# WHERE is my Thread?  Maybe it failed Validation or Maybe it's already on page 2.



## The DVC R/T board

*If you can't find the thread you submitted on the Rent/Trade board, it may not have been validated because it did not meet posting requirements.*

All new threads, when submitted for posting, go first to a *Moderation Queue *for validation.  If the thread title and content all meet R/T board requirements, the thread is validated and then appears on the R/T board.  

The Status of all threads submitted within the past 7-days is shown in the  *Thread Status Report.  *The status report will indicate if your thread posted or not, and if not, the reason it didn't post.

If your thread was validated but you can't find it, please note that due to the volume of new threads each day, combined with older threads being bumped, it's not uncommon for threads to drop to the second page quickly. Be sure to check all appropriate pages of the forum.

If the status report shows your thread was validated, do not make additional thread submission. Subsequent submissions will be rejected if there is already an *Active Post *(coded AP) already on the board.
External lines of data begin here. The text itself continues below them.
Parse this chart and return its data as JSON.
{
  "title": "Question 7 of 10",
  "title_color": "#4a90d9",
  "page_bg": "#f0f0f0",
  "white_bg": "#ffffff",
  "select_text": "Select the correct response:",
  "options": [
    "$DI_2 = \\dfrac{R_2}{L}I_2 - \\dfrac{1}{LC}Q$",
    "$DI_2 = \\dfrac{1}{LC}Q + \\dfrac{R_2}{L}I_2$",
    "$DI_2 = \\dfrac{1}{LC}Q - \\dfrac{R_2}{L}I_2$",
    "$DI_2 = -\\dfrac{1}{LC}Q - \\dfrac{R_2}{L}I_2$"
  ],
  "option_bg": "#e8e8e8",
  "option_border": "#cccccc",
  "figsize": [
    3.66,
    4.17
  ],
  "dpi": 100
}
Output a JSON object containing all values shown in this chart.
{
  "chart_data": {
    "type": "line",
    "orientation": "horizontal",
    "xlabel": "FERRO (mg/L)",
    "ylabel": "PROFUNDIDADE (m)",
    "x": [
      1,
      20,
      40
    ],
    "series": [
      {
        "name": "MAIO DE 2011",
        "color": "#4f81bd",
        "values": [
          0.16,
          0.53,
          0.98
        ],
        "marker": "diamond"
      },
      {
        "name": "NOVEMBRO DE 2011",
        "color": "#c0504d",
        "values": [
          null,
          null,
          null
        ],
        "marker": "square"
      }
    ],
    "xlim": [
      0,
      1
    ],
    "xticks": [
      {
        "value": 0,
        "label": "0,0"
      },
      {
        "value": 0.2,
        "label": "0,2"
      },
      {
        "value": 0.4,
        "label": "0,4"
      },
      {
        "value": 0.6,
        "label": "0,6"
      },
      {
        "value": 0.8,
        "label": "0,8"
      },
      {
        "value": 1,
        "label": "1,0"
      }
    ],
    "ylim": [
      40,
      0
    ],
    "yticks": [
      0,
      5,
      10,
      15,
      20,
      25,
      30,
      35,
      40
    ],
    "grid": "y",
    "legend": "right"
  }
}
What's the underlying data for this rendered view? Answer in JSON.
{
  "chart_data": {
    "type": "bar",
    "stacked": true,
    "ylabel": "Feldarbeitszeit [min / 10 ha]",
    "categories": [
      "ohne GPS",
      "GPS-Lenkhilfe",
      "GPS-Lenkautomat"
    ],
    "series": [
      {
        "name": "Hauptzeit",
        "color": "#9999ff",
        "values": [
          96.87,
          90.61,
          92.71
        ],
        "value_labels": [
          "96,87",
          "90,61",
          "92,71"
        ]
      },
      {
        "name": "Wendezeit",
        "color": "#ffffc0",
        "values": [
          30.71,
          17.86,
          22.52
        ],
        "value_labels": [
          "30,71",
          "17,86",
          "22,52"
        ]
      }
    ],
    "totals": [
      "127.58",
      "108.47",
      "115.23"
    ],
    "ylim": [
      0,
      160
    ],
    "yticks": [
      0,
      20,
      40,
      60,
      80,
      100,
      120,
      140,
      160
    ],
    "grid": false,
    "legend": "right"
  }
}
*Please allow up to 24 hours for your thread to be validated and to appear on the board or in the Status Report.*
*
NOTE:  If your thread is rejected (not validated), it is removed from the Moderation Queue and no one will ever see it.  You will NOT be notified that your thread did not pass validation.  You can check for yourself on the Status Report thread mentioned earlier.*

Rent/Trade posting requirements are clearly explained in the several 'sticky' Informational Posts at the top of the board.  This is required reading *BEFORE *posting to the board.  Failure to plan and post correctly on your part will result in your thread never being validated and posted.  

The majority of threads that are not validated fail because they do not meet the Title Lead-In requirements.  You can check the Lead-In title requirements *HERE.  *
* NOTE: Lead-in titles are checked automatically by software and automatically rejected if they do not match one of the approved lead-in's, so be careful not to make any typing or spelling errors.*  Example: "Points for Rent:" would be validated, but "Pointsfor Rent: or Points for Reent" would not.  _One of the most common 'bad titles' errors is using the word 'Needed' instead of 'Wanted', for example saying "Reservation Needed" which is not an approved title instead of using "Reservation Wanted" which is an approved title._

There are also other additional posting requirements that will cause a thread to fail validation.  These include how many confirmed reservations you may offer for rent, how far in advance you may offer them, and how many total you can list within any specific calendar year.

*Once your thread has posted, you must maintain it.*  Full requirements are explained in the board's *Posting Rules.  Failure to maintain your thread will result in it being locked.  Once a user has two threads in the same category group locked for non-maintenance, they may no longer post a thread within that same category group for the remainder of the calendar year.  Subsequent submissions are coded Lock Limit (LL) and will not post.*

If you need to ask about your submission, send a PM to one of the Rent/trade board moderators listed.  *Do Not *send a PM to the OP of this thread ("The DVC R/T board") as that is not an actual person and PM's to that 'address' are not monitored.

*Reminder: Before sending a PM to one of the moderators, if you made a thread submission within the past 7 days, be sure to check the 'sticky' Status thread which shows which threads passed validation and posted, and which did not.*


----------